Thanks for the replies. It's not that I don't want WW home, but I know that right now, her mind is on OM. She's heart broken, and I can hear it in her voice. I can hear the pain. Funny, I thought I would be glad when this day came. Instead, I'm just sad. I care for her and hate to see her hurting. I'm under no illusion that she moves home and all is restored. Given any other reasonable alternative, I don't want her back in the house. I think it's unfair to the children and extremely unfair to me. We have enough space that she can sleep in a separate room, but that would make life extremely uncomfortable, and I'm worried would set all of us up for new heartbreak all over again, especially the kids. I can't even be sure that she wouldn't want to continue to pursuit the R with OM. It's obvious that she still has very strong feelings towards him, and he is the one putting on the brakes.
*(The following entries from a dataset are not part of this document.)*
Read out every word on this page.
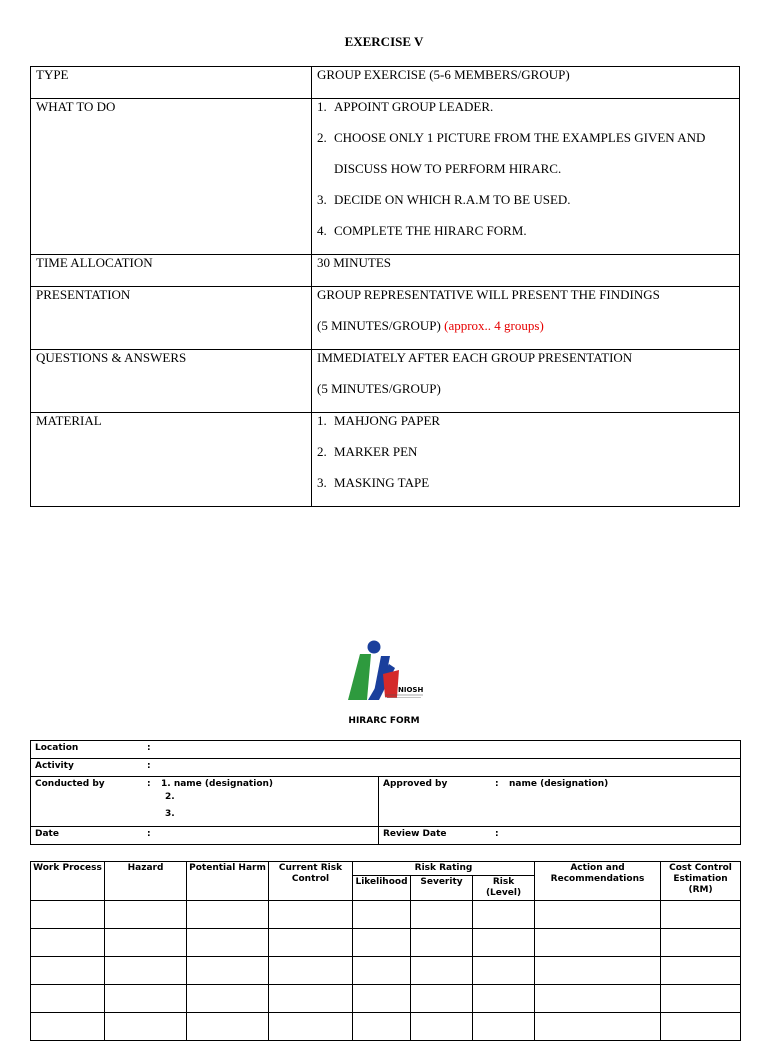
EXERCISE V
TYPE	GROUP EXERCISE (5-6 MEMBERS/GROUP)

WHAT TO DO	1. APPOINT GROUP LEADER.
2. CHOOSE ONLY 1 PICTURE FROM THE EXAMPLES GIVEN AND
DISCUSS HOW TO PERFORM HIRARC.
3. DECIDE ON WHICH R.A.M TO BE USED.
4. COMPLETE THE HIRARC FORM.

TIME ALLOCATION	30 MINUTES

PRESENTATION	GROUP REPRESENTATIVE WILL PRESENT THE FINDINGS
(5 MINUTES/GROUP) (approx.. 4 groups)

QUESTIONS & ANSWERS	IMMEDIATELY AFTER EACH GROUP PRESENTATION
(5 MINUTES/GROUP)

MATERIAL	1. MAHJONG PAPER
2. MARKER PEN
3. MASKING TAPE
NIOSH
HIRARC FORM
Location :	
Activity :	
Conducted by : 1. name (designation)
2.
3.	Approved by : name (designation)
Date :	Review Date :
Work Process	Hazard	Potential Harm	Current Risk Control	Risk Rating			Action and Recommendations	Cost Control Estimation (RM)
				Likelihood	Severity	Risk (Level)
I'll check with my attorney in the morning but I'm really hoping another solution presents itsself. I don't want her here but I don't want to have to be the one who tells her NO either.
Last edited by dwh15; 07/23/1503:48 AM.
Me 47 W 42 T 24 yrs M 18 yrs W living with OM BD1: 3/7/2015 (A with OM#1) BD2: 4/11/2015 (A with OM#2, W moves out) WW filed for D, papers received 9/18/2015. Meeting to determine child custody 9/29/2015.